La diversité des missions et des responsabilités pèse sur ce métier complexe

La 1ère rencontre des Commissaires de Justice s’est déroulée récemment, au Palais de la Musique et des Congrès de Strasbourg. Ce rendez-vous a pour objectif de mettre en relation ces professionnels de la justice. Leur défi ? Faire émerger de nouvelles méthodes de travail, et répondre plus spécifiquement à la demande des justiciables.

Benoit Santoire entouré des lauréats du prix prospective 2024 de la Biennale des commissaires de justice

Trois questions à Benoît Santoire, président de la chambre nationale des commissaires de justice, pour mieux connaître ce métier

Quelles sont les activités des commissaires de justice ?

Benoît Santoire : Le statut de Commissaire de justice a été défini, suite à la création en 2015 de la loi « pour la croissance, l’activité et l’égalité des chances économiques », par Emmanuel Macron alors ministre de l’Économie.

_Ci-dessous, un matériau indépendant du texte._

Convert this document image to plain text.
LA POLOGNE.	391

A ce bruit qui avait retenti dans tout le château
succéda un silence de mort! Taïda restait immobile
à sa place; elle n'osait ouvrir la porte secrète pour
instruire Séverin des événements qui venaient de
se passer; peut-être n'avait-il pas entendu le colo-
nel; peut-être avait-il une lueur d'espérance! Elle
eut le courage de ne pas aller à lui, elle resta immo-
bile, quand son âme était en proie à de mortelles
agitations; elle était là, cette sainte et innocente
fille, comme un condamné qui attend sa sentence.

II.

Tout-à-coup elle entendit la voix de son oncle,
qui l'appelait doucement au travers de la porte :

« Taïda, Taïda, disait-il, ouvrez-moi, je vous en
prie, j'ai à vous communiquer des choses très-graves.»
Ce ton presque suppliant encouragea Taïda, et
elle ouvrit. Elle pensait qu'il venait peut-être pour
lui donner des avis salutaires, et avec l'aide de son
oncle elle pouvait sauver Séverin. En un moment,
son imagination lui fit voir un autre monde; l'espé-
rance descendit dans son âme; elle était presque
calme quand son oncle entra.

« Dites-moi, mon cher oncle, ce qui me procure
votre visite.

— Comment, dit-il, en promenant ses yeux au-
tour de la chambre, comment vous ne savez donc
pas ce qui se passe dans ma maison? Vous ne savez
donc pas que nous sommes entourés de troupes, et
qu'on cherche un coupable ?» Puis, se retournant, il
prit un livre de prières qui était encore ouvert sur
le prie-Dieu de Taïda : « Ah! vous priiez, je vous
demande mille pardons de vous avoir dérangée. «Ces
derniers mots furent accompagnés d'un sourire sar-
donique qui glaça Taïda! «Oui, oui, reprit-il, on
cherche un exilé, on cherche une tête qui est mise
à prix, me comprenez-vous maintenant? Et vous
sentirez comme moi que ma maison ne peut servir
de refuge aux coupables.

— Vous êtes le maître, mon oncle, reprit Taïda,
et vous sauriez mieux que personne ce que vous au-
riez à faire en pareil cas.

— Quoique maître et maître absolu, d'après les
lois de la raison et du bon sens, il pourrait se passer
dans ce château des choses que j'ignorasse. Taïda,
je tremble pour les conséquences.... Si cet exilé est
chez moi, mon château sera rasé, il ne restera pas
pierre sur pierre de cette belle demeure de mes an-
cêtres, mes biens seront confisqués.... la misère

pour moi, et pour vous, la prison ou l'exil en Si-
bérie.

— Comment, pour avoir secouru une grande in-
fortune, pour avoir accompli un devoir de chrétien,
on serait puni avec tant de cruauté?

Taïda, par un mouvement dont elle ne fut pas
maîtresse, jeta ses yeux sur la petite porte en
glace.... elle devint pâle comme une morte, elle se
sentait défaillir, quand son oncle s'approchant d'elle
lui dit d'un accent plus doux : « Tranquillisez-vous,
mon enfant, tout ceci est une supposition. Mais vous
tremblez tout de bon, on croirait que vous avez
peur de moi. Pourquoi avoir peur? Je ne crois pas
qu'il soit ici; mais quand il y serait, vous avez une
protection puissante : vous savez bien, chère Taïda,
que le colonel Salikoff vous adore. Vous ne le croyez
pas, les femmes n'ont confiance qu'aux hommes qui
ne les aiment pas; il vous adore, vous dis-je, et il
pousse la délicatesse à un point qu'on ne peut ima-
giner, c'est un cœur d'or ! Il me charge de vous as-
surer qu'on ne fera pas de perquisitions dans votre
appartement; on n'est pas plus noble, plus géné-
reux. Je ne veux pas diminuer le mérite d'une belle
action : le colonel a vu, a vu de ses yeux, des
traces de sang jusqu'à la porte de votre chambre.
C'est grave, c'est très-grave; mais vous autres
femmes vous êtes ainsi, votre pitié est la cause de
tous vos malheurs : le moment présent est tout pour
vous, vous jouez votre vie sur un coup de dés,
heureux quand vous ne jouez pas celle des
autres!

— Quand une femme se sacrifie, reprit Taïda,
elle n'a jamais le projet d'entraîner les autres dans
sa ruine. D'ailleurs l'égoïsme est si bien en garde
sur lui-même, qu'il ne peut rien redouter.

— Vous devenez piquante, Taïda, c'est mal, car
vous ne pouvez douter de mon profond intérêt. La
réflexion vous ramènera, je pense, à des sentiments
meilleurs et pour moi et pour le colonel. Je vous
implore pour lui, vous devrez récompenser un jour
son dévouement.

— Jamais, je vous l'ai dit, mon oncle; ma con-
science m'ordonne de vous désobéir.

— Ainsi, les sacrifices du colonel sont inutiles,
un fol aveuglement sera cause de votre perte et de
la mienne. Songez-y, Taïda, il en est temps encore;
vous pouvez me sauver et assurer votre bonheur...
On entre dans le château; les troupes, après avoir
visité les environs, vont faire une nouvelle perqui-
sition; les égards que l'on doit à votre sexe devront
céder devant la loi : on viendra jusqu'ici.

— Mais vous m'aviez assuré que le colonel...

De fait, depuis le 1er juillet 2022, les huissiers de justice et les commissaires-priseurs judiciaires deviennent des commissaires de justice. Ils procèdent à l’exécution des décisions de justice et des titres exécutoires, ainsi qu’aux ventes judiciaires. Ce regroupement d’activités est pour nous l’occasion de lever les préjugés qui pèsent sur l’image de l’huissier de justice. Car les commissaires de justice ne réalisent pas que des expulsions et des notifications ! Leurs rôles consistent aussi à accompagner les entreprises. Ils ont également une mission d’amortisseur social, car ils sont chargés de trouver des solutions pour accompagner les personnes en difficulté, plutôt qu’au judiciaire. Nous souhaitons profiter de ce changement de nom pour modifier l’image et certains fonctionnements du métier.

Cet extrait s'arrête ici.